Transactions : au royaume du cash

Plus de 264 milliards de dirhams en liquide circulent dans l’économie et passent sous les radars du fisc. Au Maroc, le cash est roi, et l’Etat est impuissant face à ce mal.

Par et

telquel

Le 23 septembre 2019, le directeur général du Groupe Attijariwafa bank, Ismaïl Douiri, tirait la sonnette d’alarme sur le danger de l’inflation de cash dans l’économie nationale. Une situation qui représente un danger pour le secteur bancaire: “La croissance des crédits est plus importante que celle des dépôts.

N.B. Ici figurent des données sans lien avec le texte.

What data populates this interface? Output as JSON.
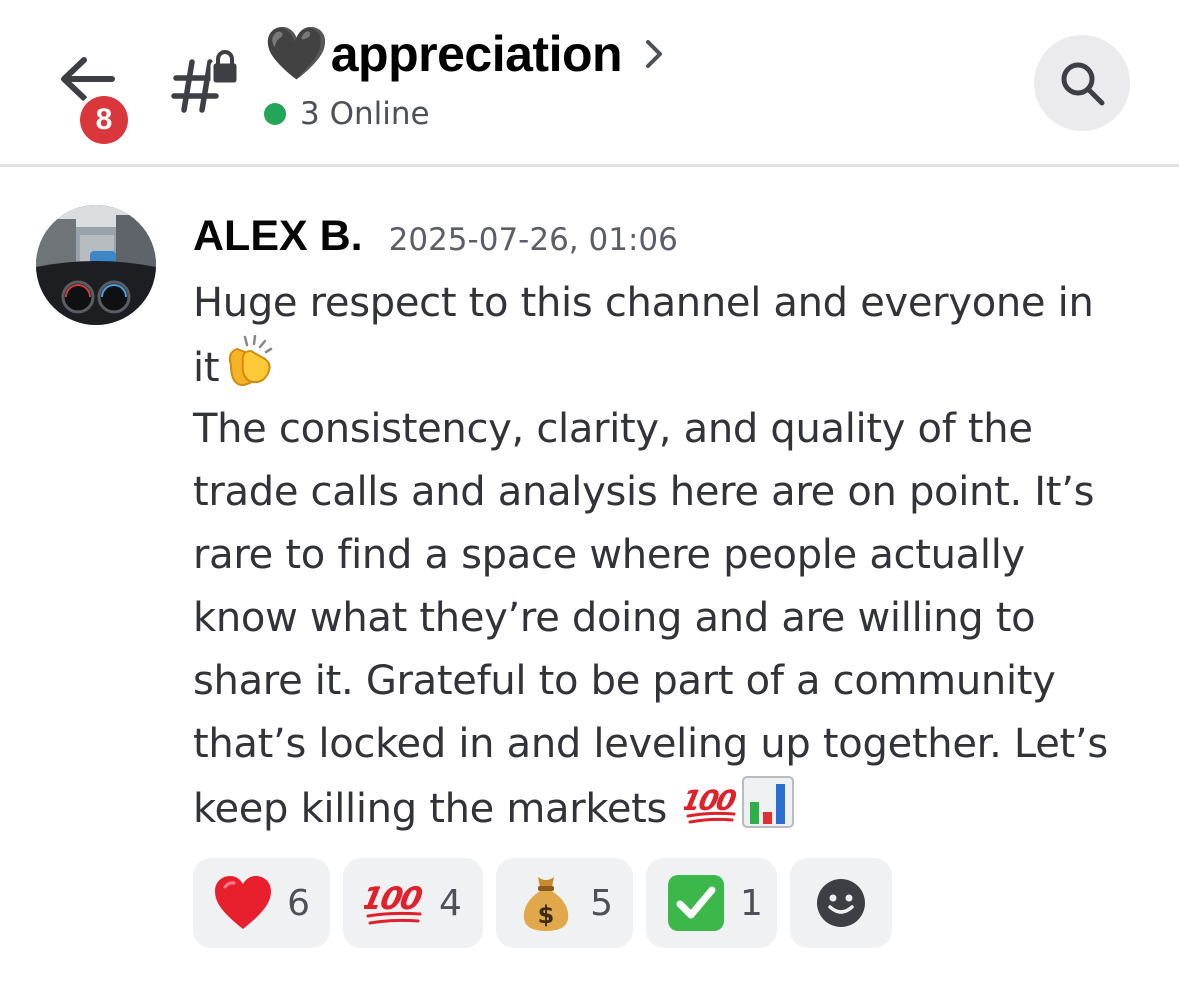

Au lieu que ces dépôts restent dans le secteur bancaire et soient recyclés en crédits, ils partent en billets de banque.” 24 heures plus tard, c’était au tour du wali de Bank Al-Maghrib (BAM) d’alerter sur le fait que les dépôts bancaires avaient fondu, passant d’une hausse de 6% en 2017 à 3,5% cette année. Pour le cash, “nous sommes passés de 10 milliards de dirhams de hausse (de cash, ndlr) par an à 17 milliards aujourd’hui”, a souligné Abdellatif Jouahri. Le dernier à sonner le tocsin est le HCP qui, dans son rapport La situation économique en 2019 et…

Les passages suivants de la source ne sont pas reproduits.